A week from the 60-year milestone, Ferentz isn't contemplating retirement.

"I'd like to stay as long as my health is good," Ferentz said. "At some point, maybe I'll start thinking about that stuff."

Ferentz said the will to win still resides in the new football offices northwest of Kinnick Stadium. Complacency has not set in.

"The point I want to make, just so everyone knows, is we're hardly happy with the way things ended up (in 2014)," Ferentz said. "It seems like it's been portrayed that way. That's not the case."

Ferentz is confident the program is headed in a positive direction. He says that knowing it's the same bottom-line profession it was when he took over in 1999.

"The reality is it's all about winning if you want to be secure in your job," Ferentz said. "That's what it comes down to. You've got to find balance in there as a coach. Otherwise they're moving you on for a prettier face."

Hawkeye columnist Rick Brown is a 10-time Iowa Sportswriter of the Year. Follow him on Twitter: @ByRickBrown.


The climate around the program: "We don't hear even a fraction of what's out there, apparently. But when I go to events, or even bump into people I haven't seen in awhile, and they come up and say, 'Hey, we're still with you,' it's like, 'Boy, is it that bad out there?' Which I guess it is."

Paying the price for his previous success: "If you look at our program from a historical perspective, just took some time to do that, if anybody would do that, I think it puts things in perspective. The bottom line is we have a chance to win every year. That is our goal. And if we're not as successful as we'd like to be, yeah, it's disappointing."

Ignoring the buzz around the program: "In all fairness to equal representation, when things are going really well I try to be immune to that as well. Whether (the buzz) is really high or really low, that can take you away from what you're supposed to be doing. When we came back from the Orange Bowl (end of 2009 season) we were all heroes. You need to be focused on today and what's going to happen tomorrow, not yesterday. And to worry about what negativity may or may not be out there is really kind of counterproductive to us putting a good team out there (in 2015)."

Former assistant Eric Johnson's opinion that the program had lost its way in recruiting: "You could probably argue that a lot of things weren't as good. Clearly they weren't as good ... when Norm's health (the late Norm Parker, Iowa's defensive coordinator) started going south a little bit, and we went through a lot of change here the last four or five years. I think you could clearly state that some things weren't as good as they were in 2008 or 2009. I'd also say things weren't so great in 2007. That was my least enjoyable year in coaching. Period. Because of all the off-the-field stuff, which to this day is hard to fathom."

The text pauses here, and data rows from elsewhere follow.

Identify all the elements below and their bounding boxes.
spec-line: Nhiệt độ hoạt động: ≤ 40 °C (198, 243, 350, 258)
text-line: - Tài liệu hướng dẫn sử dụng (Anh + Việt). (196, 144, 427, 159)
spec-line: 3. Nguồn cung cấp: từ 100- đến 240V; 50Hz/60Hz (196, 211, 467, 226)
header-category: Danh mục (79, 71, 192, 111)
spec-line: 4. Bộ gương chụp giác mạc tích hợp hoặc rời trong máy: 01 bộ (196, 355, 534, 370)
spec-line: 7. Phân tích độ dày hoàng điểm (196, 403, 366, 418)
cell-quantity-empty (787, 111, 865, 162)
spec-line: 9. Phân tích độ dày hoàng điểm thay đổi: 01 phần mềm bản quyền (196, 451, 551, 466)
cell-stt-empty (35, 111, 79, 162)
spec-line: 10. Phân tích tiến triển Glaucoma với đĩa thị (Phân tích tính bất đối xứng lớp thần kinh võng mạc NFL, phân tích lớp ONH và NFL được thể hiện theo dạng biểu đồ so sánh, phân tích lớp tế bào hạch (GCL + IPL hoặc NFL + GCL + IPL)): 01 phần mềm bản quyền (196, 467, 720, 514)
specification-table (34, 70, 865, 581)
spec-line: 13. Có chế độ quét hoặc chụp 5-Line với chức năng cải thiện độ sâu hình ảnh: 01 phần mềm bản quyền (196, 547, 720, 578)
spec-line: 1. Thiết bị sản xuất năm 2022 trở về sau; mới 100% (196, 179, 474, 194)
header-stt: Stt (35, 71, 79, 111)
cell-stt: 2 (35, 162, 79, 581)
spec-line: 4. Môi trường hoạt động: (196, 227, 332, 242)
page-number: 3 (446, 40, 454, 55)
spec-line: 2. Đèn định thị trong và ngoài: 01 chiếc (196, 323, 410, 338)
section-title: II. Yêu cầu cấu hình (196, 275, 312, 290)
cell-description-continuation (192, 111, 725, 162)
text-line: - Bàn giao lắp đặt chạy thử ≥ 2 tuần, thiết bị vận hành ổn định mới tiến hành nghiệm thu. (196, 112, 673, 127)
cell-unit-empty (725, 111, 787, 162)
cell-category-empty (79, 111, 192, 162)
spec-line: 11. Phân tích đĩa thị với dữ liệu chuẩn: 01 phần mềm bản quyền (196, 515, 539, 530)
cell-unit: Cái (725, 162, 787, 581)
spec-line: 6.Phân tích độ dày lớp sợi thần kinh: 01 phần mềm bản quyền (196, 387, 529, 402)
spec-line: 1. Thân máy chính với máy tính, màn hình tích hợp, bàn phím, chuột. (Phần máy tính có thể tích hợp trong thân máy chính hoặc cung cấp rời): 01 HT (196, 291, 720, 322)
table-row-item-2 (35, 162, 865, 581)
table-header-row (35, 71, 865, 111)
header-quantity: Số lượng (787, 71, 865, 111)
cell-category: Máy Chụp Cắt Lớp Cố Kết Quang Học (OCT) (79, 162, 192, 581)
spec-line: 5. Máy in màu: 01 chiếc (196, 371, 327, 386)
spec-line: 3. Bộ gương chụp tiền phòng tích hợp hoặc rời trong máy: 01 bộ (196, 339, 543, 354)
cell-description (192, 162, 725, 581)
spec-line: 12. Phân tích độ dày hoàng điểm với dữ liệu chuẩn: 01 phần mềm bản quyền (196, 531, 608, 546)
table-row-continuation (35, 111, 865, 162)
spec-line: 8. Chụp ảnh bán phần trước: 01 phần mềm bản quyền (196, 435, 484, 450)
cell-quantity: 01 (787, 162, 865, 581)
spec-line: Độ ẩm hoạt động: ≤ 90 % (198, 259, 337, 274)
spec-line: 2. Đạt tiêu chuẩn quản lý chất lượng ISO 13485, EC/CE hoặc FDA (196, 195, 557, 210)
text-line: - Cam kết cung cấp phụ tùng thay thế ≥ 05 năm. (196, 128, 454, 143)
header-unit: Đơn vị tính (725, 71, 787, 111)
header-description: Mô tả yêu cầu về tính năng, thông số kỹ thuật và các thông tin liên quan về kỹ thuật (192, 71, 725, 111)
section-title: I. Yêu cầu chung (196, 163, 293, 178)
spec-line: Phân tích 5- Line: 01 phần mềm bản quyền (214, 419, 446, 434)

His contract as a talking point after a loss: "I'll give you my contract story. There was a particular writer in our state — he doesn't work here anymore — I thought he crossed the line with several coaches in our state. And I became a target in 2007, which is fine. Fast forward, we beat South Carolina in the Outback Bowl after the 2008 season. As you know, I read the papers. And this writer says (athletic director) Gary Barta has to give me a lifetime contract. That was really a meaningful endorsement from somebody who had been nipping at my heels."

His consistent approach to coaching: "I haven't had a seven-year itch or the mid-life crisis, at least as far as I know. I haven't gone through all that stuff. I'm not making fun of people that do. I think we've been pretty consistent…good, bad or indifferent."

Do you need to coach different than before? "I don't think so. The players haven't changed a whole lot. The world they live in has changed. I think their influences have changed. That's a big part of coaching, trying to figure out where the voices are coming from with the players."

His experience from the stands: "I got my first Little League experience in Maine at a hockey game when Brian (his son and now offensive line coach) was playing. I was horrified. That was my first experience sitting with parents. That was an education. And sitting at games at City High (in Iowa City) where they were ultra successful. Boy, you'd never know it sitting there with the fans. I'm like, 'Geez, these guys never lose and everybody is critiquing every play here.' It was kind of interesting."